A virtual version of the microbe that causes tuberculosis could help 'revolutionise' TB treatment by unlocking the key to how a few cells remain resistant to drugs.
Professor Johnjoe McFadden and his team of scientists at the University of Surrey created the virtual TB bacillus in an effort to speed up the drug discovery process by identifying new protein targets for drugs and how some bacillus manage to fight off a drugs effect and significantly prolong the life of the microbe.
Prof. McFadden explained to DrugResearcher.com that these few 'persistent' cells keep the infection alive in a human for up to six months before succumbing to drugs while the vast majority of other microbes are killed within a few weeks. That delay can be enough to kill the patient.
However, no one knows exactly why these microbes are resistant and only last week the World Health Organisation warned that resistant forms of TB were becoming more widespread, sparking fears of a potential "untreatable epidemic".
A further problem is that although new drugs are clearly needed, drugs development is a slow process and perhaps more so with TB as the bacillus takes a long time to grow, meaning testing also takes longer.
The scientists decided to tackle both these problems through designing a tool that could perform experiments faster - within minutes instead of months - and try and find out what enzymes certain microbes use to fight of drugs.
"If we could find that out, it would revolutionise TB treatment," said Prof. McFadden. New treatments could be developed that destroy TB over a couple of months instead of a more typical six. If this were possible, millions of lives would be saved and it could even pave the way to eradicating the disease.
The first step towards building the model is to decide what to finally measure. The team settled on the flow of nutrients through the cell (such as glucose) to make biomass, as it is a good indicator of cell growth. Then, the scientists examine the entire genome of the pathogen to discover which genes are important to this process.

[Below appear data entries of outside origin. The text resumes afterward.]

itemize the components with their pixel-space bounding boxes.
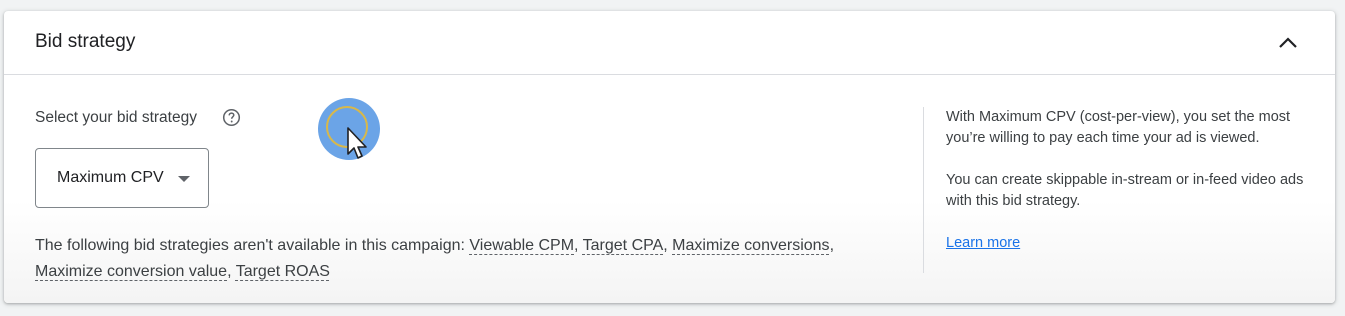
card-header[interactable]: Bid strategy	[4, 11, 1335, 75]
card-title: Bid strategy	[35, 31, 136, 52]
learn-more-link[interactable]: Learn more	[946, 235, 1020, 251]
unavailable-strategies-notice: The following bid strategies aren't avai…	[35, 233, 895, 285]
bid-strategy-card: Bid strategy Select your bid strategy Ma…	[4, 11, 1335, 303]
separator: ,	[574, 237, 583, 254]
chevron-up-icon	[1279, 37, 1297, 48]
unavailable-viewable-cpm[interactable]: Viewable CPM	[469, 237, 574, 254]
caret-down-icon	[178, 176, 190, 182]
unavailable-target-roas[interactable]: Target ROAS	[236, 263, 330, 280]
separator: ,	[663, 237, 673, 254]
notice-text: The following bid strategies aren't avai…	[35, 237, 470, 254]
unavailable-maximize-conversion-value[interactable]: Maximize conversion value	[35, 263, 227, 280]
separator: ,	[227, 263, 236, 280]
select-bid-strategy-label: Select your bid strategy	[35, 109, 197, 126]
help-circle-icon[interactable]	[222, 108, 241, 127]
info-paragraph-1: With Maximum CPV (cost-per-view), you se…	[946, 109, 1291, 146]
dropdown-selected-value: Maximum CPV	[57, 169, 164, 186]
card-body: Select your bid strategy Maximum CPV The…	[4, 75, 1335, 303]
strategy-info-panel: With Maximum CPV (cost-per-view), you se…	[946, 107, 1316, 254]
vertical-divider	[923, 107, 924, 273]
separator: ,	[829, 237, 835, 254]
unavailable-maximize-conversions[interactable]: Maximize conversions	[672, 237, 829, 254]
unavailable-target-cpa[interactable]: Target CPA	[583, 237, 664, 254]
info-paragraph-2: You can create skippable in-stream or in…	[946, 172, 1304, 209]
bid-strategy-dropdown[interactable]: Maximum CPV	[35, 148, 209, 208]
collapse-button[interactable]	[1270, 27, 1306, 59]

The function of each enzyme that is deemed important is then transformed into a set of linear equations to solve, explained Prof. McFadden. The scientists then use their expertise ("and a little guesswork," said Prof McFadden) to fill any gaps or dead-ends in the genome data.

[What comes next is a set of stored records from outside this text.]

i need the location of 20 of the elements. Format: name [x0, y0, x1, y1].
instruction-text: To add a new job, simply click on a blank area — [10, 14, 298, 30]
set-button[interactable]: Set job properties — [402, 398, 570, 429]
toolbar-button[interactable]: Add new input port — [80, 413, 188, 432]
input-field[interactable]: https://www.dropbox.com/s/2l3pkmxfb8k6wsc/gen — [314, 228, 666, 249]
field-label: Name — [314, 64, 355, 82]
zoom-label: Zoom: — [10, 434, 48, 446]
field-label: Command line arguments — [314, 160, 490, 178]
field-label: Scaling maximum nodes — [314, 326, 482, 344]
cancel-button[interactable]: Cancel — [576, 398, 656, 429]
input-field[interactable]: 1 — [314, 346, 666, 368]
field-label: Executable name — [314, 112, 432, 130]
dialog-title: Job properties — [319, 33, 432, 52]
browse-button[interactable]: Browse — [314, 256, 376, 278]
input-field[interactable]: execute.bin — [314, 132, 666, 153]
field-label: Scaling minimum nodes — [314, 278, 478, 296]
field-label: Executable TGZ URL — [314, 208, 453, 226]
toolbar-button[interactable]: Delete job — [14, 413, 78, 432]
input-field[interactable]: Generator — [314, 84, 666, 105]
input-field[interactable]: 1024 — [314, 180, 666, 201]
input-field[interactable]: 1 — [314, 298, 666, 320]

The network of mathematical problems that is eventually created also includes some data on the structure of the microbe in order to more accurately model its growth. All that remains now is to 'train' the model using real experimental data.
To do this, the scientists pooled years of research from around the globe and supplemented it with their own experiments using TB bacillus grown in a chemostat. This type of apparatus is used to ensure variables such as nutrient concentrations, pH and cell density are all kept constant throughout - in a 'steady state' to match the computer model.
The team measured the glucose uptake both in vivo and in silico to ensure they matched - which they did. These results are then validated further by repeating gene mutations, known to stop the bacillus growing in vivo, in the model and checking the results correlate. Once Prof. McFadden had examined the full "catalogue of mutations against inactivating that gene in the model", the final validation stage can begin.
Here the enzyme targets of existing TB drugs such as isoniazid and rifampicin are blocked in the model and the growth of the bacillus predicted. Again, the results matched the in vivo data, and the scientists decided the first design of the model was complete. The results are published in the Genome Biology journal and the model itself is freely available online here for other scientists to use to their hearts content.
Prof. McFadden went on to say that he hopes scientists will use it to predict potential new drugs targets against TB and since the virtual bacillus 'grows' in nanoseconds, experiments can take anywhere between fractions of a second to a few minutes, compared to months for the real thing.
Not only is it quicker though, it also enables researchers to examine the effects of blocking combinations of more than one enzyme - in effect examining the whole pathway of a drug's effect.
All of the 848 different biochemical reactions using 726 genes in the model can interact with each other and this incredibly complex network is impossible to manipulate in traditional experiments, explained Prof. McFadden. Instead, the power of a computer is needed to make sense of the 'explosion' of interactions.
"Our model is a much more realistic way of looking into an organism's biology than simply looking at the effect of a single gene," he said.
The scientists are now in the process of building a human cell to work alongside the bacillus cell to enable scientists to examine drug targets that will kill the pathogen while leaving a human cell intact. They also plan to add more biological measures to the models, such as virulence, as well as growth.
One current limitation of the model is its lack of chemistry. It cannot predict how well a drug candidate will block a certain target. However, once this is measured - using different computational or experimental techniques, the data can then be fed into the model to predict growth - just as in the validation step.
Ultimately, they would also like to combine the biology and chemistry aspects to develop a model that can predict how well a drug will work. At the very least, scientists from around the globe can now access a wealth of information about this deadly disease and hopefully design drugs that will consign it to a place in history.